Moreover, we find that NAND, while it is increasing its capacity at a fast-enough rate (2x every 2 years), has a relatively constant latency over time. So as the CPU gets faster, data in NAND SSDs appears further away. This makes another gap between DRAM and NAND SSDs, a storage performance gap.

Graph 2: Write Bandwidth over Time

Source: Intel metanalysis based on multiple ISSCC, IEDM, IMW papers

To further complicate matters, we find that memory technologies tend to increase in capacity more than they increase in throughput. This means that bandwidth per capacity decreases over time, increasing the time required to access big data sets at any particular layer. This reinforces the gaps.

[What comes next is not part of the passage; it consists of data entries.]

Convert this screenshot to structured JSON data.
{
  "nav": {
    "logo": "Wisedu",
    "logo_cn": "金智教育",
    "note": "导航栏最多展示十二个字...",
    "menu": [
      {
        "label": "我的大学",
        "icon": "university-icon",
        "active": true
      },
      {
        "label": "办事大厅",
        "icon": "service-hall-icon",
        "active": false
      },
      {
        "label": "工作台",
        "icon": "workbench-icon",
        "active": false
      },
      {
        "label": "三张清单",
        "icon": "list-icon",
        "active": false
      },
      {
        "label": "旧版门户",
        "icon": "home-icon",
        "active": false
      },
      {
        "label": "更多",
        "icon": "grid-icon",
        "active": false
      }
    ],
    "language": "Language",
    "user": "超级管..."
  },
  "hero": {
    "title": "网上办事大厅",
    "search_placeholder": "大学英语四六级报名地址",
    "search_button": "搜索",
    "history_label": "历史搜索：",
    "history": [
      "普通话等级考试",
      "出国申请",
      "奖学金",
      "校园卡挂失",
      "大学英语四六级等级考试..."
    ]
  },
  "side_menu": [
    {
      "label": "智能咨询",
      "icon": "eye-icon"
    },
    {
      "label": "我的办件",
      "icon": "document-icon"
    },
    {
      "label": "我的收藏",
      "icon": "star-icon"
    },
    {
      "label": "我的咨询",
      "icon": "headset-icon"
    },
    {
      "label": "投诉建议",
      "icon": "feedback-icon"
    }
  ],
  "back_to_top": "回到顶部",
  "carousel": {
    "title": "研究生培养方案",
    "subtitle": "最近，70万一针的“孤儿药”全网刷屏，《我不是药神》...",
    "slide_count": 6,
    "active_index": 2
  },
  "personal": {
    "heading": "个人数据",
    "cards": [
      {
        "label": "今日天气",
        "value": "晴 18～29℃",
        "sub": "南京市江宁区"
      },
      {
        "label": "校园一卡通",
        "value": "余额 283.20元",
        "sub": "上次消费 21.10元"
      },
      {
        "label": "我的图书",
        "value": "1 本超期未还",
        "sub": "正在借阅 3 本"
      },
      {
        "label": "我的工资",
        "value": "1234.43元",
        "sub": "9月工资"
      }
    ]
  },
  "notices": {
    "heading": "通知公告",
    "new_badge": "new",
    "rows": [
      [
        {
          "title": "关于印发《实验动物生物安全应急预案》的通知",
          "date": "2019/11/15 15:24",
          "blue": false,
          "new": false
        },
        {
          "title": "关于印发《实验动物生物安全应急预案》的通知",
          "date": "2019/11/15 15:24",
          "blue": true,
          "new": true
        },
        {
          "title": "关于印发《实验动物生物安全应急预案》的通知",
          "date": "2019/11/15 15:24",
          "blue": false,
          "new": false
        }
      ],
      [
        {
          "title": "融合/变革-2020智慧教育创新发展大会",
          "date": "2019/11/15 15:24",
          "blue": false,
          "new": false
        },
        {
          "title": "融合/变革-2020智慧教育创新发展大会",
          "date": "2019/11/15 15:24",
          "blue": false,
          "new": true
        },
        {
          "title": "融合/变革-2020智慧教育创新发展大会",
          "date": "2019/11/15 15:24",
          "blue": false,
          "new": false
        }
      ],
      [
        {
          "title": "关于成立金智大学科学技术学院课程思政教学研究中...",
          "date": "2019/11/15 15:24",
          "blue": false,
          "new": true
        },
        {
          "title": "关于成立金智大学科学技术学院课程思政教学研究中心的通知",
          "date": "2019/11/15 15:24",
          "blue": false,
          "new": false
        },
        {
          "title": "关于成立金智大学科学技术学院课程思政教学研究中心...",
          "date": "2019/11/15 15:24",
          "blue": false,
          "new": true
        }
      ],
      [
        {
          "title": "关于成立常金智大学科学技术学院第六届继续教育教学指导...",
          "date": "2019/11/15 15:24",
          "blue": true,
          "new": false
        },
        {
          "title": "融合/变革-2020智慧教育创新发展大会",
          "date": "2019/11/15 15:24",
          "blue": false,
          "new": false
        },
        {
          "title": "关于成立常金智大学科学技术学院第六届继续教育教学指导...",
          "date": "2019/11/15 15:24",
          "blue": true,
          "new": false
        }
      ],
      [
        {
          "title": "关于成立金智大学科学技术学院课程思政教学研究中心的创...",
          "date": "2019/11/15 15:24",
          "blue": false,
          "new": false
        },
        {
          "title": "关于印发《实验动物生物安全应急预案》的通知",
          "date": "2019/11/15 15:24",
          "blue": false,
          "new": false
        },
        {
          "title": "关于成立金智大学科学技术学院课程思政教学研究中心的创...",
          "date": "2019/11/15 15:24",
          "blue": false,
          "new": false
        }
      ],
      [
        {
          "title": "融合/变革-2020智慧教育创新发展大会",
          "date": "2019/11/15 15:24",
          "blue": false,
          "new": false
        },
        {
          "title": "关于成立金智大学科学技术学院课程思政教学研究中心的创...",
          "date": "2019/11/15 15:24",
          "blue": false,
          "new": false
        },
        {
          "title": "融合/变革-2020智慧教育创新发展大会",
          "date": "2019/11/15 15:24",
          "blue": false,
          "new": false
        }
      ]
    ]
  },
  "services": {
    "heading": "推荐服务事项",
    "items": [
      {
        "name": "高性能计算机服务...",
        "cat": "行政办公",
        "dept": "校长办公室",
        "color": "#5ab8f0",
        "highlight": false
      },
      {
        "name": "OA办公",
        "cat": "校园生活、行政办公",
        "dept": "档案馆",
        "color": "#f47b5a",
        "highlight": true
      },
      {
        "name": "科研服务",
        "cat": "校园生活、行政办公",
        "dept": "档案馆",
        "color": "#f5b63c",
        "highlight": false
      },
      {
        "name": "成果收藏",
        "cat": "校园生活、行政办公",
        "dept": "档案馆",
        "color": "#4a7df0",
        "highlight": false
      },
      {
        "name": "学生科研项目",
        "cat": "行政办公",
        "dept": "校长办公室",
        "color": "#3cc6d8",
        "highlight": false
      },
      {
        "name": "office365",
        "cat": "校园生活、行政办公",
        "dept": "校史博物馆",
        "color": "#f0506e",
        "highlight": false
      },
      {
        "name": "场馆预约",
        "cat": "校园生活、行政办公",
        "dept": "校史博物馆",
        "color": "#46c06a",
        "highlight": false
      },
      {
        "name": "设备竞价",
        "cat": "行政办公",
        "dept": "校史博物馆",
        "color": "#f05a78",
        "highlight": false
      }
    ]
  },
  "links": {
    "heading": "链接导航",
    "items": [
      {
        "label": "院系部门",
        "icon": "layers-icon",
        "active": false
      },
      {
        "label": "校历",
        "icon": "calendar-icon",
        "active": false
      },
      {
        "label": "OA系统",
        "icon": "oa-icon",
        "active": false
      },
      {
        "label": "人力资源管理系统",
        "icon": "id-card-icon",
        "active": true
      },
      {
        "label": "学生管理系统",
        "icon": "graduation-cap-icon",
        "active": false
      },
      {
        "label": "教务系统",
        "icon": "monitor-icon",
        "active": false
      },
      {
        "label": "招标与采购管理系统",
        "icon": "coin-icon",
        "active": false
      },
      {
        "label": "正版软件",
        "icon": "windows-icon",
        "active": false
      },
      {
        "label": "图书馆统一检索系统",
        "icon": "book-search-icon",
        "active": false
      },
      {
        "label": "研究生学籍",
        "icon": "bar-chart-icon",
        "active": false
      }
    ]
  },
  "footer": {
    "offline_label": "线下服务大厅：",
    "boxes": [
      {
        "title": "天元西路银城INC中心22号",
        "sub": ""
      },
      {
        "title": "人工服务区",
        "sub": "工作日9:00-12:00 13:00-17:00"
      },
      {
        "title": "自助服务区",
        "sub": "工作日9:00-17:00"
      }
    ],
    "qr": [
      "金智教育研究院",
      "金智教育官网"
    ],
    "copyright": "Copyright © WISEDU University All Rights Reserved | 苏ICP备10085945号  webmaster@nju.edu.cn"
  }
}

Filling these two gaps requires a new technology, one with a higher capacity at lower cost than DRAM, but it does not need to have DRAM levels of performance (latency and throughput). Since this new memory must also appear as storage, it also needs to be persistent across power cycles. This new memory, of course, is Intel® 3D XPoint™ Media placed into the system in both Intel® Optane™ SSDs and Intel® Optane™ DC Persistent Memory.

Intel Optane SSDs have latencies of ~10µsecs, roughly 1/10th that of a NAND SSD. Better yet, they reliably return data quickly, much more so than NAND SSDs. This means Intel Optane SSDs fill part of the gap described, bringing more storage closer to the CPU.

Intel Optane DC Persistent Memory makes Intel Optane memory accessible directly through load-store instructions, which don’t require OS intervention. They also allow single cache line accesses. Data can be accessed in 100s of ns (~100ns to ~340ns depending on DRAM cache hit, to be specific). So as persistent memory, Intel Optane media fills the other gap in the hierarchy.

We also showed that NAND, increasing its capacity at 2x every 2 years, is able to store some of the data currently stored in HDDs, moving that data closer to the processor. Intel 3D NAND is leading this capacity per silicon area charge.

What does this all mean? It means the data center that is currently struggling with too much data too far from the CPU, just like we struggled in 2008 on our laptop, is catching a big break. Our advances in memory technologies and the system technologies needed to make them useful are delivering a game changer a lot like the first SSDs. At Intel, we’re working to complete the hierarchy to help make data centers feel peppy again.